Wendy Spriggs knows just about everything there is to know about getting babies to sleep: As a KinderCare infant teacher in Elk Grove, Calif., mother of three, (and 2012 Knowledge Universe Early Childhood Educator Award winner), she’s been calming, soothing, holding, and singing to babies in her infant classroom for years. The veteran teachers is also a passionate advocate for Safe Sleep for Babies.
“Parents of infants always want to know about sleep,” Spriggs says. “On tours, I always let parents know that we follow standards for Safe Sleep for Babies.”
The team at the KinderCare blog sat down and asked Spriggs about her experience teaching and what infant sleep questions parents ask the most.
What is it about this age group that you love so much?
Six weeks to age one is just amazing. I love holding them and cuddling them and seeing their smiling faces. Providing that comfort when parents are working — there’s nothing better.
A lot of parents must be curious about the cribs with see-through sides.
They definitely ask. Those cribs are wonderful, because we can watch the babies all the time while they are sleeping.
What’s the crib nametag for?
Each baby in our centers has his or her own crib with their name and picture on it. The name tag also notes whether a baby can roll over, which alerts staff about where children are in their physical development.
Why is that important?
The safest sleep position for babies is on their backs, but many babies can roll from their backs to their stomachs but haven’t developed the skills to roll to their backs again. That’s good information to call out, because when we see them roll over, we are able to quickly and gently reposition them on their backs for the rest of nap time. Once babies have mastered rolling both ways, they can sleep in whatever position they wish.
What else goes in a crib?
Nothing! No bibs, no soft toys, no blankets. Some parents are surprised by that, but it’s all for safety. We don’t want anything in a sleeping environment that could inadvertently block a child’s airways. We do allow pacifiers, but even then, if it falls out of a baby’s mouth, we take it out of the crib. You’ll notice that our mattresses are firm and our sheets are snug-fitting.
What do children wear to sleep in our classrooms?
We don’t change babies’ clothes at naptime, so we always tell parents to dress them in properly fitting clothes. Onesies are quite popular and convenient for diaper changes. Jeggings are very in for babies right now! They look super comfy. I wish I had a pair!
So how do you and your assistant teacher get eight babies to sleep anyway?

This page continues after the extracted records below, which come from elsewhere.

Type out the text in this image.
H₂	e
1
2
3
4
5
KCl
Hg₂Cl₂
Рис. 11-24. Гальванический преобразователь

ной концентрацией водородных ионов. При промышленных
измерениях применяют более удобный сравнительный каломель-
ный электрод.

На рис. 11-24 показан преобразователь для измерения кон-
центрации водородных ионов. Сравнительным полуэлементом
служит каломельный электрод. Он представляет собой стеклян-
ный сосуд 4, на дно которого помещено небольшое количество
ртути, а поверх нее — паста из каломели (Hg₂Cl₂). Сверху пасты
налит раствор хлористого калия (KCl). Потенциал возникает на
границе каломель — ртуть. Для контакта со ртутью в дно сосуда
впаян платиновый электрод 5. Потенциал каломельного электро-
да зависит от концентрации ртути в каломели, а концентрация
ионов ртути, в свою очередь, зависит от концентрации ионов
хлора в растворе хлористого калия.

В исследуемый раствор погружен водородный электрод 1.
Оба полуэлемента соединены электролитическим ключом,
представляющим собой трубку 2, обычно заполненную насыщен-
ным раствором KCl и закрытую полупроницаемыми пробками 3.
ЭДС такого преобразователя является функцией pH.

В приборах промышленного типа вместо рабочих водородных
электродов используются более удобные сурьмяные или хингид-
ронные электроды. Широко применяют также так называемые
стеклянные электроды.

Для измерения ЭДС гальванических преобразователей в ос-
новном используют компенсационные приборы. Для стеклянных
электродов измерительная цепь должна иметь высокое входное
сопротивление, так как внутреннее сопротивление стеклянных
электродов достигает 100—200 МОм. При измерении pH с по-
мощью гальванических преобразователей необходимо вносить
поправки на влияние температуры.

I think it’s important for parents to know that in our infant rooms, we don’t have a schedule for sleeping, but we do have a routine that works for each child. So in other words, our babies don’t all take naps at 11, because every child is different. Some only sleep for 30 minutes, and some may sleep for two hours. It’s about being tuned into each baby’s needs and providing individualized care.
What if families have a specific routine they want you to follow?
Sleep is a popular conversation topic with families of infants, and we always try to work with their wishes. The important thing is to keep the conversation open, since sleep patterns at home can sometimes change when a baby starts a new center. It often takes a teacher and a family working closely together to help babies make the transition.
How do you manage to get babies to sleep in the classroom? It can be hard to get one baby to sleep at home!
When we notice the tell-tale signs like eye-rubbing or crying, we begin the soothing and calming techniques that work best for each baby — because, again, every baby is different, and we have to respect that. Singing and music is incredible for babies. I’m actually a terrible singer, but they don’t seem to care! Babies love being nurtured and held and cuddled. I often sing to them and gently stroke their cheeks until their eyes slowly close.
Why are our infant rooms shoe-free?
Babies are on the floor all the time — and they put things in their mouths. Substance can be tracked in on the bottom of shoes, and many of those substances just aren’t good for infants. I have my own pair of slippers I only wear in the classroom. The wonderful thing is that parents are very supportive of the policy. We all want babies to have a healthy and strong start in life.